O presidente da Rússia, Vladimir Putin, já reagiu ao embargo dos Estados Unidos ao petróleo e ao gás natural de seu país, anunciando que vai proibir ou limitar o comércio de matérias-primas russas até o fim deste ano.
“O conflito entre Rússia e Ucrânia tende a atrasar a reorganização das cadeias globais de produção, trazendo um componente negativo a mais para a recuperação do setor”, afirmou a economista Claudia Moreno, do C6 Bank.
De acordo com a analista, o resultado de janeiro da produção industrial não deve impactar, por ora, as projeções de crescimento econômico feitas pelo banco para 2022.
Contudo, o setor deve continuar contribuindo negativamente para o resultado do PIB (Produto Interno Bruto) brasileiro deste ano, pondera Claudia. O C6 Bank prevê alta de 0,5% para o PIB.
André Perfeito, economista-chefe da Necton Investimentos, também avalia que, a partir da guerra, há mais desafios para a retomada industrial.
Na visão dele, a queda da produção brasileira em janeiro “é um péssimo sinal para o início do ano”.
JUROS MAIS ALTOS
Mesmo com a reabertura da economia, após restrições maiores para frear a Covid-19, a indústria passou a emitir sinais de fragilidade no país nos últimos meses.
A escassez de insumos é apontada como um problema que ainda atinge parte das fábricas. A falta de componentes está associada aos efeitos da pandemia, que desalinhou cadeias produtivas globais. O ramo automotivo está entre os mais abalados.

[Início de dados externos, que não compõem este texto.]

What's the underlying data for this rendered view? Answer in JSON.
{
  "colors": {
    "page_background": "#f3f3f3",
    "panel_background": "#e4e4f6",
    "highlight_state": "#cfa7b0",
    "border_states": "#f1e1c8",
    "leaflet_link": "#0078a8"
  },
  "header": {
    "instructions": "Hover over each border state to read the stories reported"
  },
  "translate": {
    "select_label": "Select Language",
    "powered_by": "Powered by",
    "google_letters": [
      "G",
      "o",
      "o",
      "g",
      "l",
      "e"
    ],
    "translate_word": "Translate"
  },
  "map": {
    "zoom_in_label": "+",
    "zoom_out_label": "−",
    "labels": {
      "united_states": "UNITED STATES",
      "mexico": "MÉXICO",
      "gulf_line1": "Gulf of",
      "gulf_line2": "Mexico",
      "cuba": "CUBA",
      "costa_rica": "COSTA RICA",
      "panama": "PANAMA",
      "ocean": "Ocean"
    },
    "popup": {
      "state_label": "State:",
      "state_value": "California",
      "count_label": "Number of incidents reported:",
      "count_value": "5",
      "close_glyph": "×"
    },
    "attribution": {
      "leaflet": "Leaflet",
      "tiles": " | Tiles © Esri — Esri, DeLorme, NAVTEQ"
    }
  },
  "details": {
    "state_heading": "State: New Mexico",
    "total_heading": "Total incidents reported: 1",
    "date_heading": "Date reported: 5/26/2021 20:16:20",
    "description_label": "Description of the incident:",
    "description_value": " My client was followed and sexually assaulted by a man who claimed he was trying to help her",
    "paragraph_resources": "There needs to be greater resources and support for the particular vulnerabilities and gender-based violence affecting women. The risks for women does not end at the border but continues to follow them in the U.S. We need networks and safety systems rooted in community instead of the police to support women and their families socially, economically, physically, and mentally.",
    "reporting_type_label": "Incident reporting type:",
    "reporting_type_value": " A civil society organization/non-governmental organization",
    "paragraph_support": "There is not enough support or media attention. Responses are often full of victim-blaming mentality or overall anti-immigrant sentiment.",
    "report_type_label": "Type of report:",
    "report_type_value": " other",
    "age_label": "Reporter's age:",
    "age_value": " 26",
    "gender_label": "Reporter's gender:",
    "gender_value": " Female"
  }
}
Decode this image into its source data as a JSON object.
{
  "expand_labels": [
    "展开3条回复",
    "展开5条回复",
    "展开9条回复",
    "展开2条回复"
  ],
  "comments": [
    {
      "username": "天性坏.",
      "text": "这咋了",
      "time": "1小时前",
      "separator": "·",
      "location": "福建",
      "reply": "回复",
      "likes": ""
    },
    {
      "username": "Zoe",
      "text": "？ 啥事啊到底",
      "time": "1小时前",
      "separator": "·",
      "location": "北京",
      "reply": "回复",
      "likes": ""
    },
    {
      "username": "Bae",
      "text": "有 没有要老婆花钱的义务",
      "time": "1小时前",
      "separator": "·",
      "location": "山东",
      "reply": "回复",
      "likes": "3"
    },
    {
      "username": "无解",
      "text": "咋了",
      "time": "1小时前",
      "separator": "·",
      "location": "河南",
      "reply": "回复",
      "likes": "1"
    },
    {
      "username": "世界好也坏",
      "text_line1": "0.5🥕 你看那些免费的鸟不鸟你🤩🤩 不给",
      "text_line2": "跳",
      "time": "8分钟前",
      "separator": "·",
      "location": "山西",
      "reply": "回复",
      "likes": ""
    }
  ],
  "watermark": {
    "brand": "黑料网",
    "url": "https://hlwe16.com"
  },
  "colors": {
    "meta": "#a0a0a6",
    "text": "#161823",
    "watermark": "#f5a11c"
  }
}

A produção de veículos leves e pesados fechou o primeiro bimestre no Brasil com 311,4 mil unidades produzidas, uma queda de 21,7% na comparação com o mesmo período de 2021, indicou na terça-feira (8) a Anfavea (associação das montadoras).
O resultado refletiu uma combinação de fatores: o efeito da variante ômicron nas linhas de produção, as férias coletivas de janeiro, o fornecimento irregular de peças e a desaceleração das vendas no início de ano.
Para complicar o quadro da indústria como um todo, a escassez de insumos tem sido acompanhada pelo aumento de preços. Em janeiro, a inflação industrial foi de 1,18%, de acordo com o IPP (Índice de Preços ao Produtor).
O índice também é calculado pelo IBGE. Em 12 meses, a alta do IPP foi de 25,51%. O indicador mede a variação dos preços na porta de entrada das fábricas, sem o efeito de impostos e fretes.
Outro desafio para o setor em 2022 é o aumento dos juros. Para tentar conter a inflação, o BC (Banco Central) vem elevando a Selic, que voltou ao patamar de dois dígitos.
A taxa básica de juros em nível mais alto encarece o custo dos empréstimos no país, o que dificulta investimentos de setores produtivos.